明るすぎる火のそばでは、見えないものがございます。
磨き上げられた銀の表。硝子の奥に沈む影。誰かの顔を映しているようでいて、ほんとうは、その背後にあるものを測っているもの。
そう――鏡でございます。
後の世では、鏡はこう語られるでしょう。
鏡よ、鏡。
この世でいちばん美しいのは誰。
そう問えば、鏡は答える。
王妃か。姫か。
若さか。白い肌か。赤い唇か。黒檀の髪か。
人々はその問いを、美しさ比べの言葉として覚えました。
嫉妬深い王妃が、若く美しい姫を憎んだのだと。
美しさのために毒を盛り、森へ追いやり、硝子の棺へ閉じ込めたのだと。
けれど、物語はいつも、時を渡るうちに軽くなります。
重かった名は、飾りのように削られる。
痛みは、教訓へ変えられる。
記録は、子どもにも語れるよう、丸く、やさしく、時に残酷なほど単純に整えられていく。
けれど、本当は。
あの鏡が映していたものは、顔ではありませんでした。
まぶたの形でも、頬の白さでも、髪の艶でもございません。
鏡が問うていたのは、誰がもっとも美しく見えるか、ではなく――誰がもっとも歪められずに、世界の中へ記されているか、ということでした。
美しさとは、見た目のことだけではありません。
奪われても、なお残る輪郭。
塗りつぶされても、下から浮かび上がる名。
誰かの手で書き換えられても、それでも消えきらない生の跡。
雪の下に残る足跡。
硝子の奥で曇らずにいる、ひとつの呼吸。
それを、鏡は美しいと呼んだのです。
けれど、正しく映すものは、ときに憎まれます。
嘘で飾った者にとって、鏡ほど冷たいものはありません。
王冠をかぶった者にとって、そこに自分ではない誰かが映ることほど、耐えがたいことはありません。
ましてやその誰かが、自分の手で消したはずの名を持っていたなら。
白く塗りつぶしたはずの記録の奥から、まだ赤い血の色を滲ませていたなら。
黒い墨のように、消し跡の下へ沈んでなお、名前の形を保っていたなら。
そのとき、鏡はただの道具ではなくなります。
それは裁きです。
それは証人です。
それは、王妃の問いに従いながら、王妃の望む答えだけは決して返さなかった、沈黙しない記録でございました。
今夜語るのは、雪肌の姫の話。
雪のように白い肌を持ち、血のように赤い唇を持ち、黒檀のように黒い髪を持っていた姫。
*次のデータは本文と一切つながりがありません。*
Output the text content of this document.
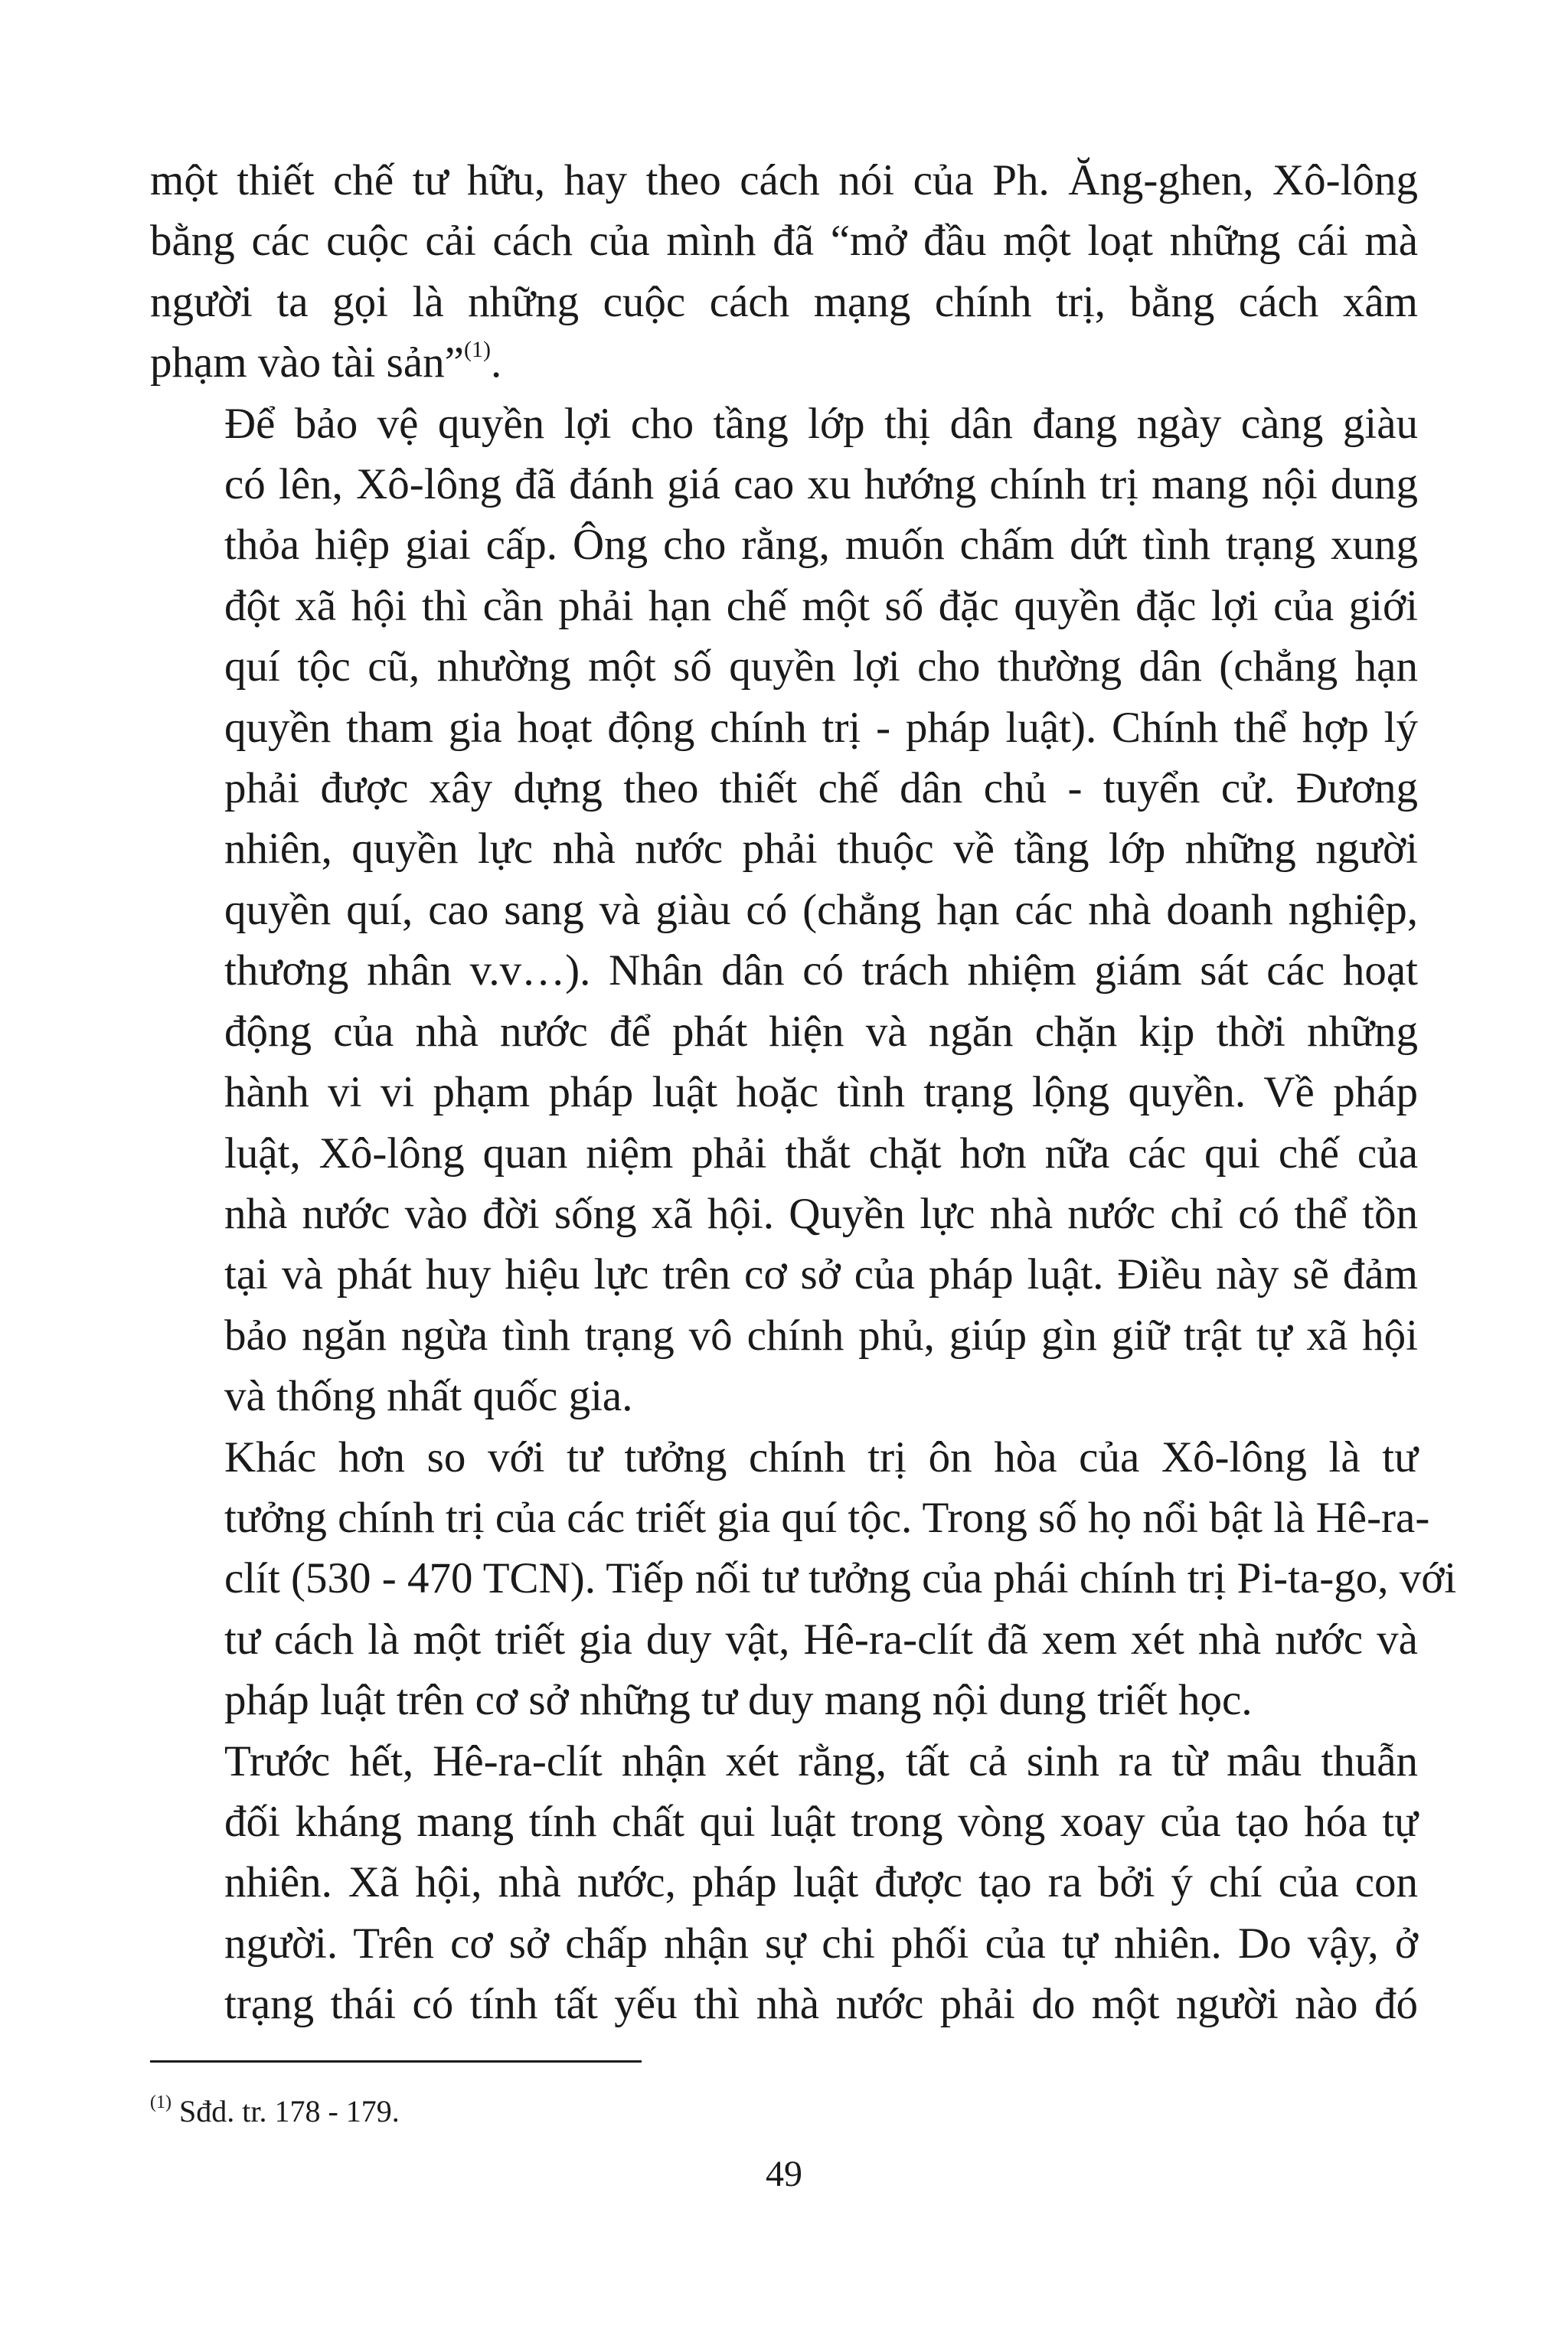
một thiết chế tư hữu, hay theo cách nói của Ph. Ăng-ghen, Xô-lông
bằng các cuộc cải cách của mình đã “mở đầu một loạt những cái mà
người ta gọi là những cuộc cách mạng chính trị, bằng cách xâm
phạm vào tài sản”$^{(1)}$.

Để bảo vệ quyền lợi cho tầng lớp thị dân đang ngày càng giàu
có lên, Xô-lông đã đánh giá cao xu hướng chính trị mang nội dung
thỏa hiệp giai cấp. Ông cho rằng, muốn chấm dứt tình trạng xung
đột xã hội thì cần phải hạn chế một số đặc quyền đặc lợi của giới
quí tộc cũ, nhường một số quyền lợi cho thường dân (chẳng hạn
quyền tham gia hoạt động chính trị - pháp luật). Chính thể hợp lý
phải được xây dựng theo thiết chế dân chủ - tuyển cử. Đương
nhiên, quyền lực nhà nước phải thuộc về tầng lớp những người
quyền quí, cao sang và giàu có (chẳng hạn các nhà doanh nghiệp,
thương nhân v.v…). Nhân dân có trách nhiệm giám sát các hoạt
động của nhà nước để phát hiện và ngăn chặn kịp thời những
hành vi vi phạm pháp luật hoặc tình trạng lộng quyền. Về pháp
luật, Xô-lông quan niệm phải thắt chặt hơn nữa các qui chế của
nhà nước vào đời sống xã hội. Quyền lực nhà nước chỉ có thể tồn
tại và phát huy hiệu lực trên cơ sở của pháp luật. Điều này sẽ đảm
bảo ngăn ngừa tình trạng vô chính phủ, giúp gìn giữ trật tự xã hội
và thống nhất quốc gia.

Khác hơn so với tư tưởng chính trị ôn hòa của Xô-lông là tư
tưởng chính trị của các triết gia quí tộc. Trong số họ nổi bật là Hê-ra-
clít (530 - 470 TCN). Tiếp nối tư tưởng của phái chính trị Pi-ta-go, với
tư cách là một triết gia duy vật, Hê-ra-clít đã xem xét nhà nước và
pháp luật trên cơ sở những tư duy mang nội dung triết học.

Trước hết, Hê-ra-clít nhận xét rằng, tất cả sinh ra từ mâu thuẫn
đối kháng mang tính chất qui luật trong vòng xoay của tạo hóa tự
nhiên. Xã hội, nhà nước, pháp luật được tạo ra bởi ý chí của con
người. Trên cơ sở chấp nhận sự chi phối của tự nhiên. Do vậy, ở
trạng thái có tính tất yếu thì nhà nước phải do một người nào đó

$^{(1)}$ Sđd. tr. 178 - 179.
49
けれど、その美しさの本当の意味を、彼女自身でさえ、はじめは知りませんでした。
彼女が失いかけたものは、命だけではありません。
城の人々が、少しずつ彼女の名を呼ばなくなったこと。
母の肖像が、壁から外されたこと。
古い記録棚に、白い布がかけられたこと。
誰かが、彼女を殺すより先に、彼女が生きていたという証を消そうとしたこと。
毒林檎は、心臓を止めるためだけの果実ではありませんでした。
それは、生きている者を死者として記すための、甘く冷たい毒でございました。
さあ、耳を澄ませてください。
鏡は、まだ沈黙しておりません。
雪は、すべてを覆い隠したわけではありません。
硝子の棺の内側には、まだひとつ、曇らない息が残っております。
これは、美しい姫が眠った話ではありません。
死者として記されかけた少女が、もう一度、生きていた者として呼び戻されるまでの話でございます。